When should you consider visiting with an estate planning attorney? When you reach the age of 18! Having proper legal documents in place can make transitions in life easier for you and your loved ones in the event of illness, injury or death. Consider hiring an estate planning firm that offers a client maintenance program. This will help make sure your documents stay up to date throughout all your life stages. Which stage are you at now?
Young, single and carefree! When you are a child, your parents can make financial and medical decisions for you. Not true when you turn 18. If you want your parents to be able to make medical and financial decisions for you if you are unable to make these decisions due to an injury or disease at this life stage, you need to have four documents to allow them to do so. They are:
- General Durable Power of Attorney for finances
- Health Care Power of Attorney for medical decisions
- Living Will to lay out your wishes regarding life-sustaining medical treatment
- A Health Insurance Portability and Accountability Act, or HIPAA Release, to allow your agent to discuss your medical condition with your doctor without violating patient privacy laws.
Without these documents, your loved ones may need to go to court to seek guardianship over you to make these decisions for you. This is costly, time consuming, and easily avoided with these 4 documents.
We’re Married! You should revise the four advance directive documents listed above to make sure your spouse can control your financial and medical decisions if you ever become incapacitated. You probably need to have a will or trust at this life stage, need life insurance if you own real estate together, and revise your beneficiary designations on investments and insurance policies to include your spouse.

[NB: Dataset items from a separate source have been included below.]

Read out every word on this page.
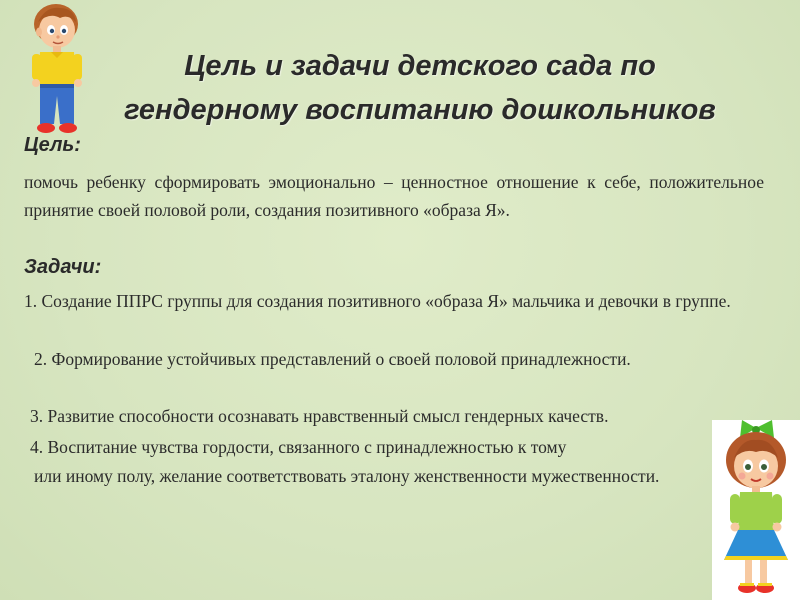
Цель и задачи детского сада по
гендерному воспитанию дошкольников
Цель:
помочь ребенку сформировать эмоционально – ценностное отношение к себе, положительное принятие своей половой роли, создания позитивного «образа Я».
Задачи:
1. Создание ППРС группы для создания позитивного «образа Я» мальчика и девочки в группе.
2. Формирование устойчивых представлений о своей половой принадлежности.
3. Развитие способности осознавать нравственный смысл гендерных качеств.
4. Воспитание чувства гордости, связанного с принадлежностью к тому
или иному полу, желание соответствовать эталону женственности мужественности.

We’re Parents! Update your will or trust to include designating the guardian of your children. If you don’t have a trust, be sure to include trust provisions in your will if you don’t want your child to inherit everything at the age of 18. Consider increasing your life insurance amount at this life stage. When your children reach the age of 18, even if they are still at home, you should have the powers of attorney mentioned above and a HIPAA Authorization in place for them in case of an emergency.
We’re Getting Divorced! You don’t want your spouse or ex to receive your insurance or make financial or medical decisions any longer. Change beneficiary designations on accounts and revise your estate planning documents. Changing your estate plan is important at this life stage.
Single Again: Death of a Spouse. Not unlike a divorce: revise your beneficiary designations, revise your estate planning documents, and revisit your estate plan goals at this life stage.
Yours, Mine and Ours: Blended Families. Things can get complicated- and fast! A premarital agreement is very important to keep from unintentionally disinheriting your kids in favor of your step-kids or your new spouse’s next spouse in the event of your death or divorce. Fortunately, with proper (and very careful) estate planning, you can both honor your vows to your new spouse and provide an inheritance that is protected for and even from your own children.
Whoa, Almost Retired! Medicare does not cover long term care, only rehabilitative care. While your health is still good, consider Long Term Care Planning. There are legal strategies to help protect your life savings and your home if you or your spouse need long term care in a nursing facility.
We’re Retired! An exciting yet bittersweet stage of life. This is the critical life stage to implement all the above advice. Revisit your beneficiary designations and life insurance coverage and keep your will or trust up to date (things change the most at this stage with births, deaths, divorces, family relationship changes, etc.), and consider pre-paying funeral expenses for an easier transition for your loved ones.